Ensuite nous pouvons citer pêle-mêle Unlimited SaGa, un jeu du géant Square Enix, sorti sur PS2 en 2003 ou Wild Arms III du studio Media Vision pour ce qui concerne le RPG. Mais le cel shading s’est aussi emparé des déclinaisons du genre. En ce qui concerne les déclinaisons du genre RPG, Nous pouvons citer par exemple Valkyria Chronicles, un T-RPG (pour Tactic-RPG) de Sega, qui revisite de manière légère la Seconde Guerre Mondiale avec un aspect graphique proche du crayonné.

Nintendo, a son tour, s’est essayé au cel shading avec l’une de ses séries phares : Zelda, un A-RPG (pour Action-RPG). Il s’agit de Zelda : The Wind Waker, sorti en 2003. Le style feutré du jeu, peut être interprété comme la vision du monde par un enfant.
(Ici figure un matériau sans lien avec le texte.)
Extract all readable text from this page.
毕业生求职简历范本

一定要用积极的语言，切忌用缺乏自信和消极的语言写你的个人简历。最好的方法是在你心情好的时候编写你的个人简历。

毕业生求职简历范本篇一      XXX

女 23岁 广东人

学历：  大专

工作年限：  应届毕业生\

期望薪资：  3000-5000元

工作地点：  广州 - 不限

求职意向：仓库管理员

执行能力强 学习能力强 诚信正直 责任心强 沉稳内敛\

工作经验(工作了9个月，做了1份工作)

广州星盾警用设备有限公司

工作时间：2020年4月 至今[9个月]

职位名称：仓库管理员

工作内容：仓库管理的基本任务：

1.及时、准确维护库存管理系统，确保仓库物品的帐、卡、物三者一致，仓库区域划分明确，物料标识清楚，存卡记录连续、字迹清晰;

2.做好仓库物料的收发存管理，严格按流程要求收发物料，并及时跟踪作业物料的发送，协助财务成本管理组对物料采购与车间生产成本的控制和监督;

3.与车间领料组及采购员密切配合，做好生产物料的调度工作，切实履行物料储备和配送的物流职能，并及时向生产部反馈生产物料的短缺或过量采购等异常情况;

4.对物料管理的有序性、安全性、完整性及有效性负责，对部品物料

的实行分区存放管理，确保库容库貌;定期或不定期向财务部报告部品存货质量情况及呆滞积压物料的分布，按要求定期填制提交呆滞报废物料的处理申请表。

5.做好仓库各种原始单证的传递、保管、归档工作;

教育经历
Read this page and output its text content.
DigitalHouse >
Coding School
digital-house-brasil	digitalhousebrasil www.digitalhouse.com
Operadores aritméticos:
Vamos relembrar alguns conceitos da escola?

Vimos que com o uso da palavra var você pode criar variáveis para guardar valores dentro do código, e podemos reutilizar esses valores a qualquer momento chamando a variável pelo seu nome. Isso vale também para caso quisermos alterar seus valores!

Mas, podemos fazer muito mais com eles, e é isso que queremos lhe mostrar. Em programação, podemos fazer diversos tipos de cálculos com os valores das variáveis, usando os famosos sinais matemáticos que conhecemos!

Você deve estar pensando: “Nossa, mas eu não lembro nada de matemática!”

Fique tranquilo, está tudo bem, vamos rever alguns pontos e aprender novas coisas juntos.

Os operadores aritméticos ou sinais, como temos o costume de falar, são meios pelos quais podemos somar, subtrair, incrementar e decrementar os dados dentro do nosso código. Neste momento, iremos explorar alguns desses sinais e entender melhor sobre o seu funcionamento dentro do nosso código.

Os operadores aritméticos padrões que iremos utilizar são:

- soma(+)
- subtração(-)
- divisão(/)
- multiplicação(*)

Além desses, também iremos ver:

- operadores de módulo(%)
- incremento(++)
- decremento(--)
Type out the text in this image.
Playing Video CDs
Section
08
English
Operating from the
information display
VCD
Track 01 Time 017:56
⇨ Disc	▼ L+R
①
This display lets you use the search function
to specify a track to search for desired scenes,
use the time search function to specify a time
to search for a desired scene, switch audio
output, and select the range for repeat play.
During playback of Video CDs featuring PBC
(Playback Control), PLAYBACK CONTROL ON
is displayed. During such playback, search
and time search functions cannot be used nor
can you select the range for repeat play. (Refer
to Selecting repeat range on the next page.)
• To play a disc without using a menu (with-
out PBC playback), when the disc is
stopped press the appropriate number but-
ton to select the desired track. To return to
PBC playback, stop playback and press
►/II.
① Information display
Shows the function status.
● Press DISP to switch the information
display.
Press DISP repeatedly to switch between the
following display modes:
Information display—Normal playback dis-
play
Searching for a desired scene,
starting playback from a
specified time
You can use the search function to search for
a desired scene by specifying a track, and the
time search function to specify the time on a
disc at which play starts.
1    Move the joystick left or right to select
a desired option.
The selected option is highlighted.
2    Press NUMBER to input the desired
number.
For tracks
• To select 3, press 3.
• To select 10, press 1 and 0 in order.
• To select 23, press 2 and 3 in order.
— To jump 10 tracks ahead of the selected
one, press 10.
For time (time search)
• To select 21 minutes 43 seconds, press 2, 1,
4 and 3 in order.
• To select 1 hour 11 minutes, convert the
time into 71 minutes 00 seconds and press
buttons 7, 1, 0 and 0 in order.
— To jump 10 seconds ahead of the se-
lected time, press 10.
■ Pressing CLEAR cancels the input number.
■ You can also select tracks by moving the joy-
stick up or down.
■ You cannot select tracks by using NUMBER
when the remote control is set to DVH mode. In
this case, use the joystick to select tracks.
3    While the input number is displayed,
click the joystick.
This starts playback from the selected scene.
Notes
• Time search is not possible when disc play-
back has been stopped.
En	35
Nous retrouvons le même style graphique sur Zelda : The Phantom Hourglass en 2007 et sur le prochain opus, Zelda : Spirit Tracks, tous deux sur DS. Notons également que Nintendo a réalisé trois autres jeux qui jouent sur des personnages en 2D, plats comme le papier. Le premier se nomme Paper Mario, sorti en 2001 sur Nintendo 64, le deuxième est Paper Mario : La porte millénaire, sur Nintendo GameCube (NGC) en 2004 et le troisième, Super Paper Mario, en 2007 sur Wii.

Autre A-RPG est celui du studio Clover (aujourd’hui fermé) : Ôkami (cf. image) , un jeu édité par Capcom, disponible en 2006 sur PS2 et réédité sur Wii en 2008. Si le jeu en cel shading représente en majorité un univers graphique proche des bandes dessinées, le personnage principal, une déesse incarnée en louve, se promène dans univers qui n’est autre qu’une peinture japonaise, avec même le grain du papier visible à l’écran. Summum de concordance fond/forme, le gameplay du jeu introduit un « pinceau céleste » qui peut influer sur le monde, comme couper des arbres, dessiner des nénuphars, faire naître le vent.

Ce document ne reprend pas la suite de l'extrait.